The ceasefire narrative offers an even clearer example. If a
ceasefire is violated, responsibility should logically rest with whoever broke
it first. Instead, the international audience is often presented with a
distorted version of events in which retaliation becomes the principal crime
and the preceding action fades into the background. Such a narrative does not
uphold peace; it merely protects one side from scrutiny.
An equally revealing contradiction surrounds American military
bases in Arab countries. These installations are not humanitarian centers or
cultural exchanges. They exist for one purpose: military power projection. They
provide logistical support, intelligence capabilities, and operational
platforms for military action throughout the region.
Yet a curious transformation occurs whenever these
facilities come under threat. The military base suddenly ceases to be viewed as
a military asset and is instead portrayed solely as the territory of a friendly
Arab state. When attacks are launched from the base, it is considered a
legitimate instrument of American strategy. When retaliation targets the same
facility, it is presented as an attack on an innocent host nation.
Such arguments are not merely inconsistent; these expose the
selective logic that increasingly defines international discourse.
The uncomfortable reality is that Washington's greatest
challenge today is not Iran, Russia, or China.
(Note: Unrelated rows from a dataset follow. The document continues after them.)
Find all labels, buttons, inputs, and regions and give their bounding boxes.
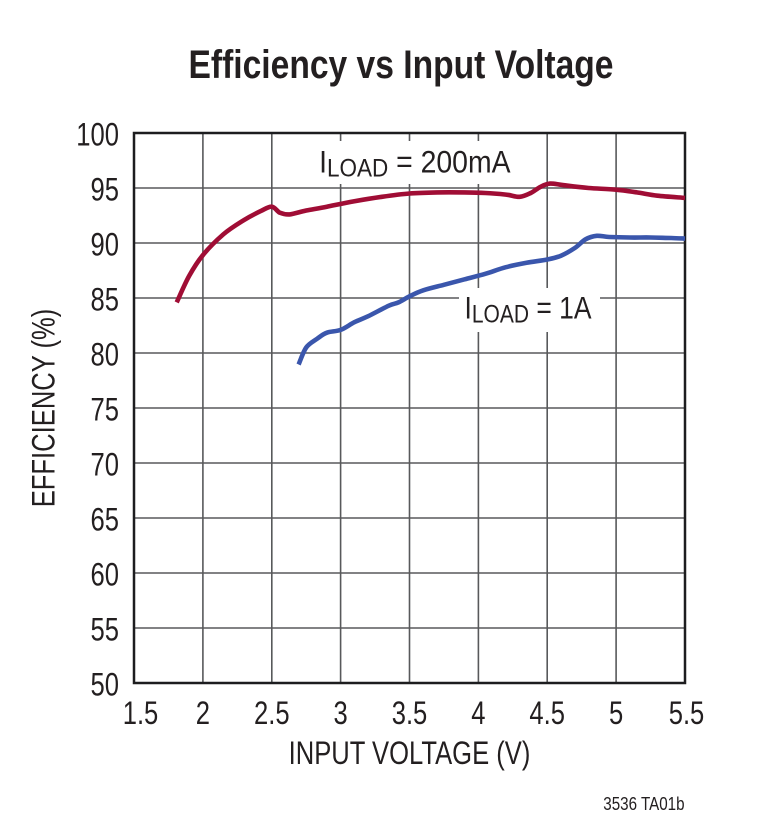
- svg-text:1.5: 1.5: [123, 696, 159, 731]
- svg-text:3.5: 3.5: [392, 696, 428, 731]
- svg-text:INPUT VOLTAGE (V): INPUT VOLTAGE (V): [289, 736, 531, 771]
- svg-text:2: 2: [196, 696, 210, 731]
- svg-text:80: 80: [91, 338, 119, 373]
- svg-text:65: 65: [91, 503, 119, 538]
- svg-text:75: 75: [91, 393, 119, 428]
- svg-text:60: 60: [91, 558, 119, 593]
- svg-text:50: 50: [91, 668, 119, 703]
- svg-text:55: 55: [91, 613, 119, 648]
- svg-text:90: 90: [91, 228, 119, 263]
- svg-text:3536 TA01b: 3536 TA01b: [603, 794, 684, 815]
- svg-text:4: 4: [471, 696, 485, 731]
- svg-text:5.5: 5.5: [669, 696, 705, 731]
- svg-text:5: 5: [609, 696, 623, 731]
- svg-text:4.5: 4.5: [529, 696, 565, 731]
- svg-text:70: 70: [91, 448, 119, 483]
- svg-text:95: 95: [91, 173, 119, 208]
- svg-text:EFFICIENCY (%): EFFICIENCY (%): [27, 309, 62, 508]
- svg-text:ILOAD = 200mA: ILOAD = 200mA: [319, 145, 510, 183]
- svg-text:ILOAD = 1A: ILOAD = 1A: [465, 291, 593, 327]
- svg-text:Efficiency vs Input Voltage: Efficiency vs Input Voltage: [189, 43, 614, 87]
- svg-text:3: 3: [333, 696, 347, 731]
- svg-text:85: 85: [91, 283, 119, 318]
- svg-text:100: 100: [76, 118, 119, 153]
- svg-text:2.5: 2.5: [254, 696, 290, 731]
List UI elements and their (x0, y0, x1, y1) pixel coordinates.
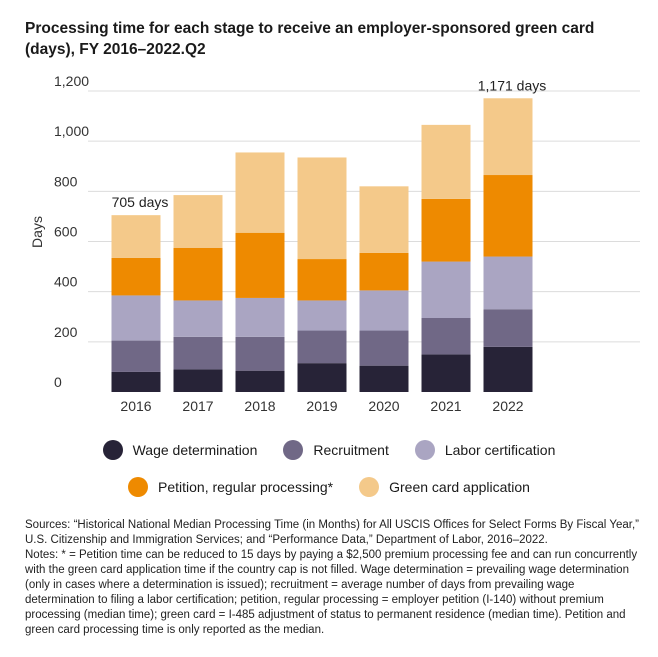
stacked-bar-chart: 0 200 400 600 800 1,000 1,200 2016 2017 2018 2019… (29, 73, 640, 414)
bar-segment-labor-certification (235, 297, 285, 337)
bar-total-annotation: 1,171 days (478, 77, 547, 93)
bar-segment-petition-regular-processing (483, 175, 533, 257)
bar-segment-green-card-application (483, 98, 533, 176)
x-tick-label: 2019 (306, 398, 337, 414)
notes-text: Notes: * = Petition time can be reduced … (25, 549, 638, 636)
bar-segment-wage-determination (483, 346, 533, 392)
bar-segment-green-card-application (173, 195, 223, 248)
y-axis-label: Days (29, 216, 45, 248)
bar-segment-recruitment (297, 330, 347, 364)
y-tick-label: 600 (54, 224, 78, 240)
bars (111, 98, 533, 392)
legend-item: Wage determination (102, 440, 258, 460)
bar-segment-wage-determination (421, 354, 471, 392)
bar-annotations: 705 days 1,171 days (112, 77, 547, 210)
bar-segment-labor-certification (483, 256, 533, 310)
bar-segment-recruitment (173, 336, 223, 370)
bar-segment-labor-certification (297, 300, 347, 331)
bar-segment-green-card-application (359, 186, 409, 253)
y-axis-ticks: 0 200 400 600 800 1,000 1,200 (54, 73, 89, 390)
sources-text: Sources: “Historical National Median Pro… (25, 519, 639, 546)
legend-item: Recruitment (283, 440, 389, 460)
bar-segment-petition-regular-processing (297, 259, 347, 301)
bar-segment-green-card-application (421, 124, 471, 199)
bar-segment-recruitment (111, 340, 161, 372)
sources-notes: Sources: “Historical National Median Pro… (25, 518, 645, 638)
y-tick-label: 1,200 (54, 73, 89, 89)
legend-label: Green card application (389, 479, 530, 495)
legend-swatch (359, 477, 380, 497)
bar-segment-wage-determination (297, 363, 347, 392)
bar-segment-recruitment (359, 330, 409, 366)
legend-item: Labor certification (414, 440, 556, 460)
bar-segment-labor-certification (421, 261, 471, 319)
x-tick-label: 2022 (492, 398, 523, 414)
x-axis-ticks: 2016 2017 2018 2019 2020 2021 2022 (120, 398, 523, 414)
bar-segment-petition-regular-processing (111, 257, 161, 296)
y-tick-label: 1,000 (54, 123, 89, 139)
bar-segment-green-card-application (111, 215, 161, 258)
bar-segment-recruitment (235, 336, 285, 371)
bar-segment-recruitment (421, 318, 471, 355)
legend-label: Petition, regular processing* (158, 479, 334, 495)
bar-segment-wage-determination (235, 370, 285, 392)
bar-segment-petition-regular-processing (173, 247, 223, 301)
bar-segment-labor-certification (111, 295, 161, 341)
legend-label: Labor certification (444, 442, 556, 458)
legend-row-1: Wage determination Recruitment Labor certi… (0, 440, 658, 460)
legend-label: Recruitment (313, 442, 389, 458)
y-tick-label: 200 (54, 324, 78, 340)
bar-segment-recruitment (483, 309, 533, 347)
bar-total-annotation: 705 days (112, 194, 169, 210)
legend-swatch (414, 440, 435, 460)
bar-segment-labor-certification (173, 300, 223, 337)
x-tick-label: 2017 (182, 398, 213, 414)
legend-item: Green card application (359, 477, 530, 497)
y-tick-label: 800 (54, 173, 78, 189)
x-tick-label: 2020 (368, 398, 399, 414)
chart-title: Processing time for each stage to receiv… (25, 20, 595, 58)
legend-label: Wage determination (132, 442, 258, 458)
bar-segment-wage-determination (173, 369, 223, 392)
x-tick-label: 2021 (430, 398, 461, 414)
x-tick-label: 2018 (244, 398, 275, 414)
x-tick-label: 2016 (120, 398, 151, 414)
y-tick-label: 400 (54, 274, 78, 290)
legend-swatch (102, 440, 123, 460)
bar-segment-wage-determination (111, 371, 161, 392)
bar-segment-wage-determination (359, 365, 409, 392)
legend-row-2: Petition, regular processing* Green card … (0, 477, 658, 497)
bar-segment-petition-regular-processing (421, 198, 471, 262)
bar-segment-petition-regular-processing (359, 252, 409, 291)
legend-swatch (128, 477, 148, 497)
legend-item: Petition, regular processing* (128, 477, 333, 497)
bar-segment-labor-certification (359, 290, 409, 331)
bar-segment-petition-regular-processing (235, 232, 285, 298)
bar-segment-green-card-application (235, 152, 285, 233)
legend-swatch (283, 440, 304, 460)
y-tick-label: 0 (54, 374, 62, 390)
bar-segment-green-card-application (297, 157, 347, 260)
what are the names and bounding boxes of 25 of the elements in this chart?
It is the widening gap between
the principles it advocates and the policies it pursues. Power can compel
compliance, but it cannot manufacture credibility. Every time one standard is
applied to allies and another to adversaries, the claim of defending a
rules-based order becomes less convincing.
The world is not questioning America's power. It is
questioning whether the rules Washington promotes are genuinely universal or
simply another instrument of that power.